Ethics of human subject participation
This study was conducted according to the guidelines laid down in the Declaration of Helsinki, and all procedures involving research study participants were approved by the Ethics Committee of Mashhad University of Medical Sciences, Mashhad, Iran (ethics code: IR.MUMS.REC.1386.250). The study was described to all participants, and written informed consent was obtained from all subjects.

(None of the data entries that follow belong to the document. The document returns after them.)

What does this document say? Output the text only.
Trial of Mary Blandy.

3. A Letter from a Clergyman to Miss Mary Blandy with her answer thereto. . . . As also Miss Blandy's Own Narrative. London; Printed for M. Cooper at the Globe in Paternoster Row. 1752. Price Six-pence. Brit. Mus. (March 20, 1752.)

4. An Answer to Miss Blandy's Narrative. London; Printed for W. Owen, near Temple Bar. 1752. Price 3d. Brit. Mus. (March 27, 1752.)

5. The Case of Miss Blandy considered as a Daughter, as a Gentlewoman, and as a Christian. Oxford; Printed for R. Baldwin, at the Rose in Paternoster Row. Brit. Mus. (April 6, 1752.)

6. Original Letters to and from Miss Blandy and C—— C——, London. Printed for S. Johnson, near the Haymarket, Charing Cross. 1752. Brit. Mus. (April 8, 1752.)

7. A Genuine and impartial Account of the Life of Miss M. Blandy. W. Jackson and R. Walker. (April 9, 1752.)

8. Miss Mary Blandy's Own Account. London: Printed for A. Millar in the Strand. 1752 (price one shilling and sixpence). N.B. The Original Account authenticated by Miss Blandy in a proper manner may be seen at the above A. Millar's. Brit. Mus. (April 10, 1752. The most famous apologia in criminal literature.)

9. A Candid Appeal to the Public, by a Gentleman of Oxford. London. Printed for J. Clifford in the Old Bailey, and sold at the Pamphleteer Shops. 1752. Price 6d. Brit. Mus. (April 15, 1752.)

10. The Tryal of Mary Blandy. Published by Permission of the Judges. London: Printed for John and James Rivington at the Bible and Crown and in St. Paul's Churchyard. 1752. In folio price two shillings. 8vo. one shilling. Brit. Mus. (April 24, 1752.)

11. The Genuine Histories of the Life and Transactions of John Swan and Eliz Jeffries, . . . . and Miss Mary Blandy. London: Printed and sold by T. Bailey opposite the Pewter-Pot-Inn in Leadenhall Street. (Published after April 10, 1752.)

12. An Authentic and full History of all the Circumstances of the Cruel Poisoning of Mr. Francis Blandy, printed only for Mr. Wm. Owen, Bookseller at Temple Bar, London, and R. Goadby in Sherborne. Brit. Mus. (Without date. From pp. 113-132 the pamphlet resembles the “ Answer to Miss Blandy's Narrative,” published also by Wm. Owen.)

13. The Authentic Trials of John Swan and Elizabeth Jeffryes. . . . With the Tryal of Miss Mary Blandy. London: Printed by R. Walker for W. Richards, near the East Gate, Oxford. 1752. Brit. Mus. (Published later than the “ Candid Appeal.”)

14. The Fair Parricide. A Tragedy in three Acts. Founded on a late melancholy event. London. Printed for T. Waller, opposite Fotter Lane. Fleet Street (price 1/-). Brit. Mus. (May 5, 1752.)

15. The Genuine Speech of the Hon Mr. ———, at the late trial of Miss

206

Declaration of Generative AI and AI-assisted Technologies in the Writing Process: During the preparation of this work, the author(s) used ChatGPT, 2025, in order to check grammar. After using this tool/service, the author(s) reviewed and edited the content as needed and take(s) full responsibility for the content of the published article.
Authorship
S.S., H.R.R. and M.G-M. contributed to the conception and design of the study, analyses and interpretation of data; M.A., M.M., F.M.S., N.S. and M.G-M. contributed to data collection; S.S., N.S., M.O-K. and N.N. drafted the manuscript; G.A.F. and M.G-M. edited and revised the manuscript. All authors have read and approved the final version of the manuscript for publication. M.G-M. has primary responsibility for final content.